Key Points from Interview with Frederick Vallaeys
- ValueTrack is the AdWords feature that allows advertisers to tag their URLs with parameters. The resulting URL can then be used within the advertiser’s own tracking systems.
- Too many advertisers settle for global level reporting and do not look further. Even if your top level metrics are OK, you can still get great gains in overall campaign performance by digging into more detailed reports.
- Segmentation is the biggest power reporting feature that is not used by many advertisers.
- Types of segmentation can include times of day, days of week, device type, social signals, and more.
- (Fred): “… no matter from which channel the +1 comes in, it all aggregates at the URL level.”
- (Fred): “In the social segmentation, you can actually see what the impact is of having each of these different variations.”
- You can run multiple segments via the downloadable reports or the API.
- (Fred): “… at the end of 2011, half of American consumers had a Smartphone in their pocket.”
- Google has a site at howtogomo.com that you can use to see how your site renders on a mobile device.
- (Fred): “Google Analytics offers multichannel funnels, and what these allow you to do is see what touch points people have with your online campaigns before a conversion happens.”
- (Fred): “One tool that we have is the AdWords Campaign Experiments.
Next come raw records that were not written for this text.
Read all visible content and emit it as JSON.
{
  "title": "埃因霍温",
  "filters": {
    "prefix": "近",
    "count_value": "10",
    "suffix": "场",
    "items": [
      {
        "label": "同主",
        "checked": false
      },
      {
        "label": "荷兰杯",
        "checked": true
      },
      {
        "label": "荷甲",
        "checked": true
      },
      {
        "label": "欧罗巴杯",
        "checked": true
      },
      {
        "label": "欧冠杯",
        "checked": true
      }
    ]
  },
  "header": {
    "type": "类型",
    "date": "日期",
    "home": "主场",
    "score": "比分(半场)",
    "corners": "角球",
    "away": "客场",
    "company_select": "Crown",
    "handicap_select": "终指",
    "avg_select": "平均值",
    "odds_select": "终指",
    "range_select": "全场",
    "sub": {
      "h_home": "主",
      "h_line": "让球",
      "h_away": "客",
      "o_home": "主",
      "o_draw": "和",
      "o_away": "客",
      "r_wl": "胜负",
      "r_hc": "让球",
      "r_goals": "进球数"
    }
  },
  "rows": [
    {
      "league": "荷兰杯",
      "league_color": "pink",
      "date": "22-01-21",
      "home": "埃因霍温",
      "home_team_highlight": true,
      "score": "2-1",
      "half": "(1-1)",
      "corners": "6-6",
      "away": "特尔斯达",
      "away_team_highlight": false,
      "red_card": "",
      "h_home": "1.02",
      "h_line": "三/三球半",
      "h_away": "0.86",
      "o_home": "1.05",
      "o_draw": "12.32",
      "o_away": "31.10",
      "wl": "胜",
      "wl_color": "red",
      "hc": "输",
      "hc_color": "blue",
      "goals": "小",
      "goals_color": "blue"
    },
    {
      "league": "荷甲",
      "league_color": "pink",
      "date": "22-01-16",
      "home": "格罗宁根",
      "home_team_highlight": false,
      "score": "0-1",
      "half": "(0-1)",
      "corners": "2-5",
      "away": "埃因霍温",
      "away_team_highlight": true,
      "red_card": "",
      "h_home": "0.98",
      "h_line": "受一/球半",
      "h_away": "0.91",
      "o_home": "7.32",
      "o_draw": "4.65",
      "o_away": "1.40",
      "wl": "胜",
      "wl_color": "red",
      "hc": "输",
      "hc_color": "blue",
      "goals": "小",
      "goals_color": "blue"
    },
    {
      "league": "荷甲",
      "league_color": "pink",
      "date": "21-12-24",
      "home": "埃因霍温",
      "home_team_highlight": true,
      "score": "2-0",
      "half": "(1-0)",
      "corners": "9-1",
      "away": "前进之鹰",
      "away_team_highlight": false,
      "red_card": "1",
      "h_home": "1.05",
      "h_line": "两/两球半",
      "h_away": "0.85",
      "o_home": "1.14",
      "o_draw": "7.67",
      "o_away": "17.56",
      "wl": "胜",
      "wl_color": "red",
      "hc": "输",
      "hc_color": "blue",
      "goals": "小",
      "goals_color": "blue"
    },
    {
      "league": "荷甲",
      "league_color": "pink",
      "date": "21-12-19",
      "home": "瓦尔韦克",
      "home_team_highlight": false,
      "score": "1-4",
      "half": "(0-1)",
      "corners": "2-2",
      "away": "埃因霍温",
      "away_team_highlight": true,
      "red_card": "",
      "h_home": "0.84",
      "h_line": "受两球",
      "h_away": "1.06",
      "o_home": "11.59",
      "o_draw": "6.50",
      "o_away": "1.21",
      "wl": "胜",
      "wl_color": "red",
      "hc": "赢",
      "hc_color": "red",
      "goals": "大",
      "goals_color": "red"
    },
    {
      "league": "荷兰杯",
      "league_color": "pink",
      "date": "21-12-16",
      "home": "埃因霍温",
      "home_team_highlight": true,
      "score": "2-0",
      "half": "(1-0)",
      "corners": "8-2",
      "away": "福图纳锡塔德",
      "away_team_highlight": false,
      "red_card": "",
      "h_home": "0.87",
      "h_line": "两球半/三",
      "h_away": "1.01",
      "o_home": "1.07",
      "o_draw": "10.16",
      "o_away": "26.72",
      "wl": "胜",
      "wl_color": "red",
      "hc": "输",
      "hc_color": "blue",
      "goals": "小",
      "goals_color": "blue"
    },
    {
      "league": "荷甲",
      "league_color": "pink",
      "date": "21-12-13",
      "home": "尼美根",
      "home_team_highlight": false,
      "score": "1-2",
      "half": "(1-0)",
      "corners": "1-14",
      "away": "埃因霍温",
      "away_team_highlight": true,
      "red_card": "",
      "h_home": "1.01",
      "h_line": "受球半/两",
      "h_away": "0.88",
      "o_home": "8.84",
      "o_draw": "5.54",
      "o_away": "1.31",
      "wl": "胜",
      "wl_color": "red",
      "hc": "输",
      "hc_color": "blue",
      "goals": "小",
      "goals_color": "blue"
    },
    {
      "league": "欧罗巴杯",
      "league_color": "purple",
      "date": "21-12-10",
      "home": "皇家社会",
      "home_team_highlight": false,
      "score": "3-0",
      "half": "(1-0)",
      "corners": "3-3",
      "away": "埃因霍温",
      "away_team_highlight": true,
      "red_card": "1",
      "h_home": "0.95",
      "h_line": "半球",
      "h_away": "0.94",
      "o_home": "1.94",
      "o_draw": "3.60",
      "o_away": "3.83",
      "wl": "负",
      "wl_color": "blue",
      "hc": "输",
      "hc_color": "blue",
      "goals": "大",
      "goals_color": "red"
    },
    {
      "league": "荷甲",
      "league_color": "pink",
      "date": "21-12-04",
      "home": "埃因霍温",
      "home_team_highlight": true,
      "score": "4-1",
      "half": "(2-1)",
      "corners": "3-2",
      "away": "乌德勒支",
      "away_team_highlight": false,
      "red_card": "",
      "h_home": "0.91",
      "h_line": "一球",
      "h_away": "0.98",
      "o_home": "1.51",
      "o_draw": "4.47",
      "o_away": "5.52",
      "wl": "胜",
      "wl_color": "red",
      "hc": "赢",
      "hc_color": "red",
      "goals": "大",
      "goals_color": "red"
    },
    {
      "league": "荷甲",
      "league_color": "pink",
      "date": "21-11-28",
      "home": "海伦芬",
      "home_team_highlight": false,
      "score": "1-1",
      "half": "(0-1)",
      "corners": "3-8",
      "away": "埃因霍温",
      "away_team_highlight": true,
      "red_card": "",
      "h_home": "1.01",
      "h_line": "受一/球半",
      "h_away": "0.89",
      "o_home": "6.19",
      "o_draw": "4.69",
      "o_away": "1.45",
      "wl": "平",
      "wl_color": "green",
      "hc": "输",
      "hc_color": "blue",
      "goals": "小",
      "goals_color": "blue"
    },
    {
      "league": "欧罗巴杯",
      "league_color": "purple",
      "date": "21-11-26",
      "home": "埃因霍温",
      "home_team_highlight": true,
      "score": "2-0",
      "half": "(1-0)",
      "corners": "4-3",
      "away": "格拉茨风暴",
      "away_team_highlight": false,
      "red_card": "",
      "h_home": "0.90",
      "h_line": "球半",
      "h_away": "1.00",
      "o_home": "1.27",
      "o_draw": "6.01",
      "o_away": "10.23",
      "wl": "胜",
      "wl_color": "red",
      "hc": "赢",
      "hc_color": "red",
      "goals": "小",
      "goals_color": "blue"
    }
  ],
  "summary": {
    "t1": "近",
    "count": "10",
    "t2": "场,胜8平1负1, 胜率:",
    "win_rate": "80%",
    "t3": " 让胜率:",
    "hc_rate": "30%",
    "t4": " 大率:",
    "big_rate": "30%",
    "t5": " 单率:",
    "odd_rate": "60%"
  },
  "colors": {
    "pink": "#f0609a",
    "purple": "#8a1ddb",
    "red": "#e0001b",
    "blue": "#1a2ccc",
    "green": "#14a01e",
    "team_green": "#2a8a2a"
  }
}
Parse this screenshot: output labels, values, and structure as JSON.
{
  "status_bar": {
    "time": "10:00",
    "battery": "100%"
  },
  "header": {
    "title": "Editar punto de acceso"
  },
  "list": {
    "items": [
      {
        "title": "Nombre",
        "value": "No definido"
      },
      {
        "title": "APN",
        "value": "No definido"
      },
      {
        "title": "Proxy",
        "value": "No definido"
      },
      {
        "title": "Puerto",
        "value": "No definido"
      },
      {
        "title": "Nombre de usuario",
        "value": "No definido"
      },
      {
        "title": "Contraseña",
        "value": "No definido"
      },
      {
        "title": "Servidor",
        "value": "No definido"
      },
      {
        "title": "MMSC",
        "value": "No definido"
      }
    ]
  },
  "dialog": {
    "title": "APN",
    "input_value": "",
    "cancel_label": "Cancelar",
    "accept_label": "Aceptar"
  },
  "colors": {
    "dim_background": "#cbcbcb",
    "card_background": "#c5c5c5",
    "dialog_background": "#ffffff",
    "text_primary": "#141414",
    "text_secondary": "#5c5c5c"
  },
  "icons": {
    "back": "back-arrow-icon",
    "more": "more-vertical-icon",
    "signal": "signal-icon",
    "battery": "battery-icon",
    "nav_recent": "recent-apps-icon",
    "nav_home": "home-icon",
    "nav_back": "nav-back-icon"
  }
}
That’s a great way for an advertiser to explore how to improve their ROI. They can send 10%, 20%, 30%, whatever percentage they want of their traffic to that experiment.”
- (Fred): These (new ad formats) were a big thing for us in 2011, and will continue to be a big thing in 2012.
- The Bid Simulator tool will show you what to expect for different types of increases (or decreases) in bids.
- The Ad Preview Tool allows you to see whether or not your ads are running. It also allows you to test geotargeting in areas other than your current location, or various types of mobile devices.
- Top of Page bid estimates show you what your bid would have to be to show up in the space above the organic results.
- Impression share is a way to see what percentage of the time your ads are running. Tuning your campaign to increase impression share can be one of the best ways to get additional traffic.
- Google Analytics is planning to expand its social reporting to include more than just the data from Google owned properties – i.e. data such as Facebook Likes.
Full Interview Transcript
Eric Enge: Can you tell me some great power reporting features in the AdWords interface that people rarely use?
Frederick Vallaeys: When you look at AdWords, there are three high-level types of reports that we make available for our customers. You can go into the campaign management interface and pull reports right there in your campaigns. Then, we also have Google Analytics which goes a little bit deeper into some of the data, for example, with real-time reports, social reports and cross-channel reports that look at how ALL your campaigns are contributing to your success and your ROI. The third one is making reporting available for people who prefer using APIs or building their own reporting systems using our URL tagging feature, ValueTrack.
That is a way for us to attach some additional information to each click that comes to your website so that your own reporting software can capture that and then process it. If you look specifically at what is available in the AdWords interface, it’s really gotten very sophisticated in terms of segmentation. And, I think one of the biggest mistakes that advertisers make is they look at their reports at too high a level.
There are probably all of these micro-segments within your campaign where things are performing fantastically well …
There are probably all of these micro-segments within your campaign where things are performing fantastically well, but you don’t know it because you looked at things are an aggregated level. On the flip side you also have elements of your campaign that just aren’t working well. Examples of segments that you could be looking at are the specific time of the day, and the specific day of the week. You may for some reason find people just aren’t buying your product at certain times of day or days of the week.